Hyphens, En Dashes, Em Dashes

Q. What is the difference in usage between an em dash and an en dash?

A. I will try to condense the various bits of information scattered throughout CMOS. First of all, there are three lengths of what are all more or less dashes: hyphen (-), en dash (–), and em dash (—). I frame it this way because the work they do is roughly related to their length (though I don’t think CMOS puts it this way outright).

The hyphen connects two things that are intimately related, usually words that function together as a single concept or work together as a joint modifier (e.g., tie-in, toll-free call, two-thirds).

The en dash connects things that are related to each other by distance, as in the May–September issue of a magazine; it’s not a May-September issue, because June, July, and August are also ostensibly included in this range.

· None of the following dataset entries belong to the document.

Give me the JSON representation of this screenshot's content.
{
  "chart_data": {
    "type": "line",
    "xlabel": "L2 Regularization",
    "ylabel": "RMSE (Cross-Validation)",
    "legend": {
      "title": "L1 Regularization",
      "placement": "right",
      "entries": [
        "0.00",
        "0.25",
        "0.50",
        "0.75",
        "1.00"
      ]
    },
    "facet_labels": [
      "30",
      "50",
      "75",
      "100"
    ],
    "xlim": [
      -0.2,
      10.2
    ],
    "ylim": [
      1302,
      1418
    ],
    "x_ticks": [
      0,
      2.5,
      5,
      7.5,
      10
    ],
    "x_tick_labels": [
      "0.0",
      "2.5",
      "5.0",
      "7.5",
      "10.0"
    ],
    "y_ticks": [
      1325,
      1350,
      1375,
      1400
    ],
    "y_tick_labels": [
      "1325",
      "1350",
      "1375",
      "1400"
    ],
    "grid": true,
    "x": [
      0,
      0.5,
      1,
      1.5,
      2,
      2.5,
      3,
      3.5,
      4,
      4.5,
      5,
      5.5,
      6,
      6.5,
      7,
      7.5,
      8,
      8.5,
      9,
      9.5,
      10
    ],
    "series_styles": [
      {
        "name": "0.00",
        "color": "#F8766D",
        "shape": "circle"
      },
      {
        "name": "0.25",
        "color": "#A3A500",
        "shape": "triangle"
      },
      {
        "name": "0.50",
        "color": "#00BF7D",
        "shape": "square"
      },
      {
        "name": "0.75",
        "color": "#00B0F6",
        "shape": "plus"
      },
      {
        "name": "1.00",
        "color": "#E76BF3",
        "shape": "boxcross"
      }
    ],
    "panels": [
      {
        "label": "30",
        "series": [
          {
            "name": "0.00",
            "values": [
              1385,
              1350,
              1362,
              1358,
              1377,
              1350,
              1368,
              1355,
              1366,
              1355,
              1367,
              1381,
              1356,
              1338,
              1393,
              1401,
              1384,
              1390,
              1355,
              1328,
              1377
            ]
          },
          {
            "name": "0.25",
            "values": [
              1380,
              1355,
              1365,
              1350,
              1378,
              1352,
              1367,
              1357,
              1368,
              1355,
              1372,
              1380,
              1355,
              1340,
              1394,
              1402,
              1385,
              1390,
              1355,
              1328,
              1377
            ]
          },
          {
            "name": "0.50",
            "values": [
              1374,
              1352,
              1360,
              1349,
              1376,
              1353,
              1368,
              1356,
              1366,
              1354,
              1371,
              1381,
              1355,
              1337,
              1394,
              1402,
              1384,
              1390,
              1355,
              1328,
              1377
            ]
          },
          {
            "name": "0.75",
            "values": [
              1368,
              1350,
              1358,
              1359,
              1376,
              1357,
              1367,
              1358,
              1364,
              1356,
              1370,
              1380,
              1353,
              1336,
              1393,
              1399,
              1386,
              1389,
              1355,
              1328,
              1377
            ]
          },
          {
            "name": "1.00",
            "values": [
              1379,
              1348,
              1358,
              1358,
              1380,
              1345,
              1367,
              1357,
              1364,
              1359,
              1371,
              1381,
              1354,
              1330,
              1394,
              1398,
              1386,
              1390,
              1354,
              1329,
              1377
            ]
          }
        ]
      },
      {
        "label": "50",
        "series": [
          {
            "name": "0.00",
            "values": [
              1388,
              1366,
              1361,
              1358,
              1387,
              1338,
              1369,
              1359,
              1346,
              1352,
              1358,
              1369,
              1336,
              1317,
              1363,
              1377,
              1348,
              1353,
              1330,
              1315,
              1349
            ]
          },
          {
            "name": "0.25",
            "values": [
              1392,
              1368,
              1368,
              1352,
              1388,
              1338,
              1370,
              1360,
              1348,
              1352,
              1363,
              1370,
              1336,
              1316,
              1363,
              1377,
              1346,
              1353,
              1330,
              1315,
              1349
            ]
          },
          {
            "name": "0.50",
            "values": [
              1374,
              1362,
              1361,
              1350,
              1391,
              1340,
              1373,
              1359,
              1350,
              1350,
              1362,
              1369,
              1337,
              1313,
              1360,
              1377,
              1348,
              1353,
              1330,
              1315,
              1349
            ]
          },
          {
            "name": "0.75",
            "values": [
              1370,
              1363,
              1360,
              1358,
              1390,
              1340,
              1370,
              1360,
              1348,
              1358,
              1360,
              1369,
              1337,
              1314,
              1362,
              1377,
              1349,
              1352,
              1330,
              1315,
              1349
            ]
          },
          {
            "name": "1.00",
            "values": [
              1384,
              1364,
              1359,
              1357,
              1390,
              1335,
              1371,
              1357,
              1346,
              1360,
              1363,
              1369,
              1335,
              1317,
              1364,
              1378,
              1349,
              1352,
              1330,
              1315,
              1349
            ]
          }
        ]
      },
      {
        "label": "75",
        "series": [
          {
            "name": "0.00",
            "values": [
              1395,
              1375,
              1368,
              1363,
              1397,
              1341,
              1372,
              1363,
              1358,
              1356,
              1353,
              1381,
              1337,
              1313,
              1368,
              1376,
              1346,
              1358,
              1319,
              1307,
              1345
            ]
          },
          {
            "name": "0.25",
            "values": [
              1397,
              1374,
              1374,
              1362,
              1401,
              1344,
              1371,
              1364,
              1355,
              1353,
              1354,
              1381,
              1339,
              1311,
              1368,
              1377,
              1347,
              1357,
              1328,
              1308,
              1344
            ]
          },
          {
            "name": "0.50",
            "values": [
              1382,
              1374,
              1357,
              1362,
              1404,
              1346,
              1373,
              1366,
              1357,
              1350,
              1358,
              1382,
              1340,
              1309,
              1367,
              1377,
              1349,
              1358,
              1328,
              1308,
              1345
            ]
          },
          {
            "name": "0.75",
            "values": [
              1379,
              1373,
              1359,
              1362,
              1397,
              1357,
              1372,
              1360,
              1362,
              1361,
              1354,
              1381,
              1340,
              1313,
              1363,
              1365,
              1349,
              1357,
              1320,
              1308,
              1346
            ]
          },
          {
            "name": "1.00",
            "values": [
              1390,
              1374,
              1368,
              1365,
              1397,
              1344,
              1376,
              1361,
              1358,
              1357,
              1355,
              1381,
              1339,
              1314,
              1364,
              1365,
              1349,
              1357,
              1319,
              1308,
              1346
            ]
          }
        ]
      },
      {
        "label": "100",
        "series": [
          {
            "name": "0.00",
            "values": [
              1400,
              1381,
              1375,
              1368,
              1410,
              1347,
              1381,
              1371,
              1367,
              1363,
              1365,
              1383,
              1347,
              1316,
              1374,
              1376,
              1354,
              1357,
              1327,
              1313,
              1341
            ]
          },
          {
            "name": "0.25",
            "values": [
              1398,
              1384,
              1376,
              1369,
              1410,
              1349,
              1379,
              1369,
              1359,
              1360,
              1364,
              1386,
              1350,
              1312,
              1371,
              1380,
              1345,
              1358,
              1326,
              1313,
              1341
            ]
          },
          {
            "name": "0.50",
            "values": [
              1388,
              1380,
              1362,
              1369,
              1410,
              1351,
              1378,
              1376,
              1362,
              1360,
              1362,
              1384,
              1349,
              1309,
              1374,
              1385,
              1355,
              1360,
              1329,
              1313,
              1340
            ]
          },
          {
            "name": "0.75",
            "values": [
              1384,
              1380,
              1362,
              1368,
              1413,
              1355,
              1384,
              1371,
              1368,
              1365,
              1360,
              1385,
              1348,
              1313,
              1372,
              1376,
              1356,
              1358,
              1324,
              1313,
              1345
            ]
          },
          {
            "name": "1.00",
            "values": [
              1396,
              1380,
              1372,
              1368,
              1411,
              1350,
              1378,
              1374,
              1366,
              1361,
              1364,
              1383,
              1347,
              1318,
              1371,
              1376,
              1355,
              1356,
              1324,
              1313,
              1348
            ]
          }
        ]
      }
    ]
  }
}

And in fact en dashes specify any kind of range, which is why they properly appear in indexes when a range of pages is cited (e.g., 147–48). En dashes are also used to connect a prefix to a proper open compound: for example, pre–World War II. In that example, “pre” is connected to the open compound “World War II” and therefore has to do a little extra work (to bridge the space between the two words it modifies—space that cannot be besmirched by hyphens because “World War II” is a proper noun). Now, that is a rather fussy use of the en dash that many people ignore, preferring the hyphen.

The em dash has several uses. It allows, in a manner similar to parentheses, an additional thought to be added within a sentence by sort of breaking away from that sentence—as I’ve done here. Its use or misuse for this purpose is a matter of taste, and subject to the effect on the writer’s or reader’s “ear.” Em dashes also substitute for something missing. For example, in a bibliographic list, rather than repeating the same author over and over again, three consecutive em dashes (also known as a 3-em dash) stand in for the author’s name. In interrupted speech, one or two em dashes may be used: “I wasn’t trying to imply——” “Then just what were you trying to do?” Also, the em dash may serve as a sort of bullet point, as in this to-do list:

—wash the car

—walk the dog

—attempt to explain em and en dashes

This explanation is not intended to be exhaustive (for much more, see chapter 6 in CMOS 16), but I do hope that it helps to frame the different potential of each length of dash.